Spotify is about to close on a $1 billion deal that would double the amount of financing the music-streaming company has raised since its founding a decade ago, people briefed on the matter said Tuesday.
The money comes in the form of convertible debt, which allows Spotify’s investors to change their securities into equity at a future date, said the people, who spoke on the condition of anonymity because the deal was not yet public.
By using convertible debt, Spotify obtains the funds, without needing to change its valuation. The terms of the debt, however, may put pressure on the company to go public sooner. The company had an equity value of $8.4 billion last year.
Funds associated with the private equity firm TPG as well as the investment firm Dragoneer put in $750 million of the $1 billion, with the rest coming from other institutional investors, the people said. The transaction, which was placed by Goldman Sachs, is expected to close on Friday, they said.
News of the deal was reported earlier by The Wall Street Journal.
The terms give the investors the ability to convert to equity at a discount to an initial public offering price, two of the people briefed on the matter said. The discount increases if Spotify waits longer than a year to do so, they said. The coupon payment on the debt would also continue to rise over time, the people said.

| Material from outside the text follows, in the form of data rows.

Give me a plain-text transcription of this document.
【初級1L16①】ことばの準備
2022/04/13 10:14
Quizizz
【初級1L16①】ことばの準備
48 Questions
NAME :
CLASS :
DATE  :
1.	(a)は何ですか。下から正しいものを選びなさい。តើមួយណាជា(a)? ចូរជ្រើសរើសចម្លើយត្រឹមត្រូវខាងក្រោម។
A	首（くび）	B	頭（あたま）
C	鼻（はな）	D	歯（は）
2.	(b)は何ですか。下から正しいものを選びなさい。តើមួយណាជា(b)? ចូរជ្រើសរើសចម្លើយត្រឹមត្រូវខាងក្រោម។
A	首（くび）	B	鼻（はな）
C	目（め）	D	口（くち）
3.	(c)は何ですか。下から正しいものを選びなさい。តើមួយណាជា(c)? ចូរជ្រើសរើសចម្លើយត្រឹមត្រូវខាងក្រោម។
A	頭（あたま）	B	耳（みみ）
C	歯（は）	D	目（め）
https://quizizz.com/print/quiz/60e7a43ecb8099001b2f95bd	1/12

The deal is similar to the one that Goldman Sachs arranged for Uber in January 2015. The ride-hailing company raised $1.6 billion in convertible debt. Should the company not go public within a certain time, the interest rate on those securities would climb.
TPG Special Situations Partners, an $18 billion fund within TPG that does transactions other than leveraged buyouts, participated in the deal, as did TPG Growth, which has invested in other start-ups like Uber and Airbnb.

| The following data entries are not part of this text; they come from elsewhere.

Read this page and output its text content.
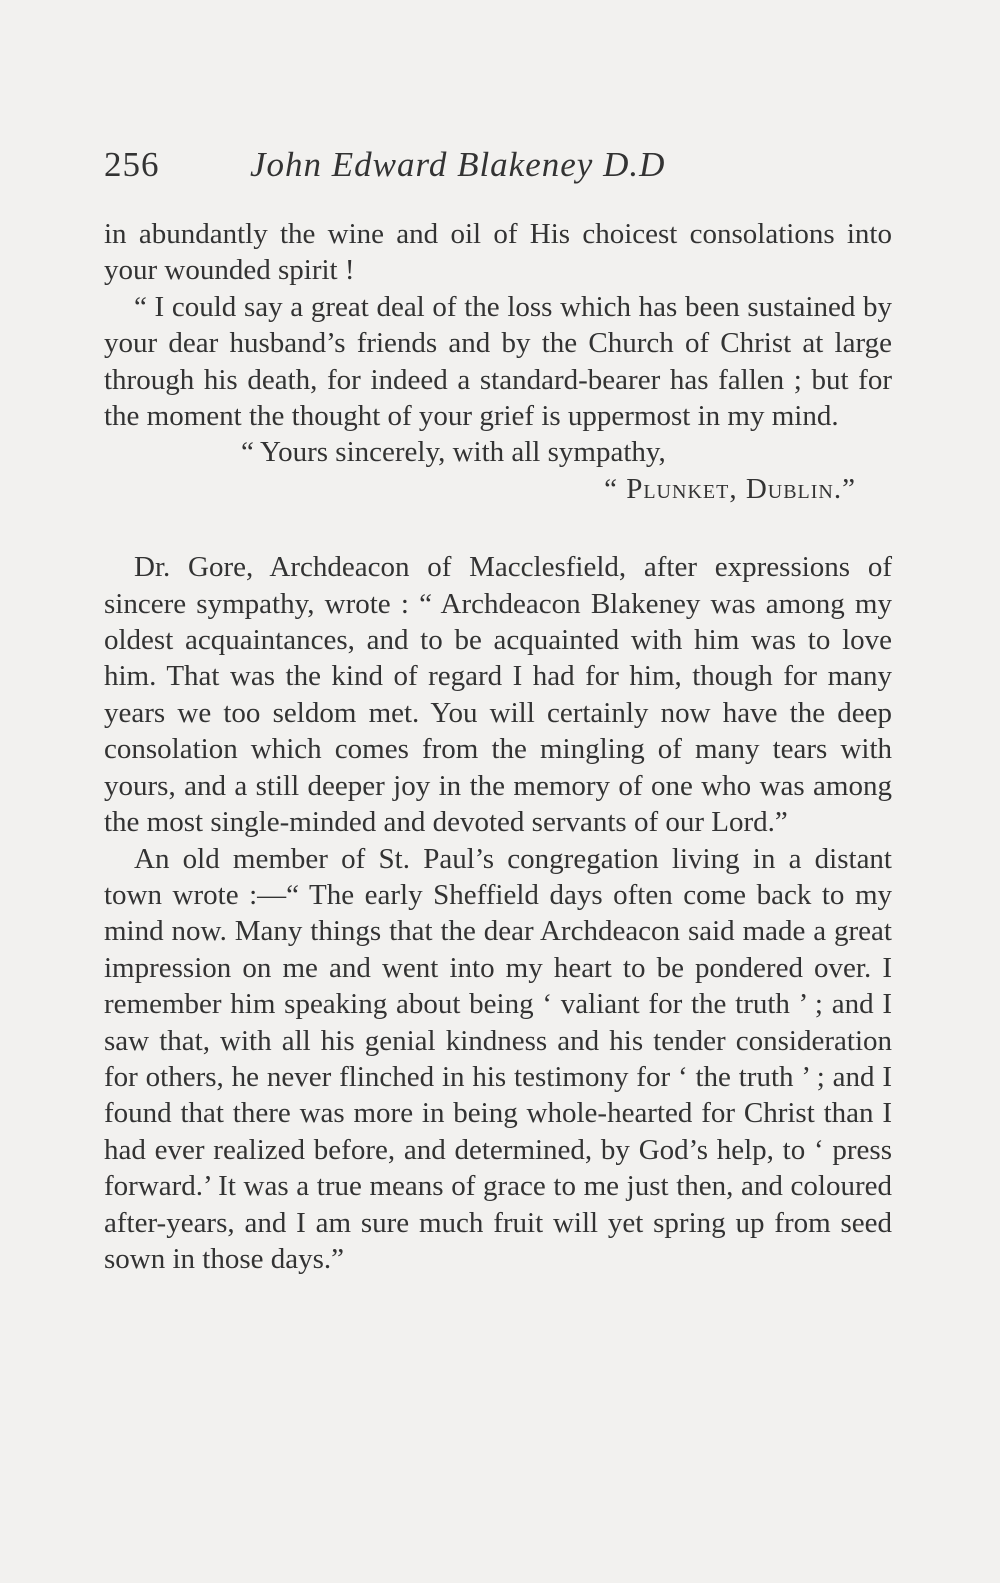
256	John Edward Blakeney D.D

in abundantly the wine and oil of His choicest consolations into your wounded spirit !

“ I could say a great deal of the loss which has been sustained by your dear husband’s friends and by the Church of Christ at large through his death, for indeed a standard-bearer has fallen ; but for the moment the thought of your grief is uppermost in my mind.

“ Yours sincerely, with all sympathy,

“ Plunket, Dublin.”

Dr. Gore, Archdeacon of Macclesfield, after expressions of sincere sympathy, wrote : “ Archdeacon Blakeney was among my oldest acquaintances, and to be acquainted with him was to love him. That was the kind of regard I had for him, though for many years we too seldom met. You will certainly now have the deep consolation which comes from the mingling of many tears with yours, and a still deeper joy in the memory of one who was among the most single-minded and devoted servants of our Lord.”

An old member of St. Paul’s congregation living in a distant town wrote :—“ The early Sheffield days often come back to my mind now. Many things that the dear Archdeacon said made a great impression on me and went into my heart to be pondered over. I remember him speaking about being ‘ valiant for the truth ’ ; and I saw that, with all his genial kindness and his tender consideration for others, he never flinched in his testimony for ‘ the truth ’ ; and I found that there was more in being whole-hearted for Christ than I had ever realized before, and determined, by God’s help, to ‘ press forward.’ It was a true means of grace to me just then, and coloured after-years, and I am sure much fruit will yet spring up from seed sown in those days.”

Spotify may use the funds for acquisitions, investments and international expansion, the people said.
As consumers have turned from CDs and downloads to streaming, Spotify has developed a powerful position in the music industry, helping albums by young stars like Drake, Justin Bieber and Ed Sheeran reach high levels on the charts. The service has amassed 30 million paying users, far more than any other similar outlet.
But Spotify has been challenged by Apple, which introduced a competing service, Apple Music, last year, as well as by a growing array of new streaming outlets. YouTube also introduced a paid version last year, and Pandora, which dominates Internet radio with more than 80 million listeners, is negotiating with record companies to enter the on-demand market alongside Spotify, Apple Music, Tidal and Rhapsody.
Spotify, which has both free and paid versions, has also found itself on the defensive as record companies have withheld major new releases for brief periods to try to increase sales on just paid services, which tend to pay higher royalty rates. Lately, new albums by Gwen Stefani, Future and the 1975 have been withheld from Spotify in their opening weeks.
For its music, Spotify depends on licensing deals with music companies. It does not have long-term contracts for two of its suppliers. Universal and Warner Music, two of the largest record companies, have had “month to month” licensing deals with Spotify for some time, according to two people with knowledge of those deals, which puts Spotify at risk of facing stricter licensing terms in the future, or even, potentially, losing that content.
But as Spotify has grown more powerful, the labels and artists have come to need it as much as it needs the music companies.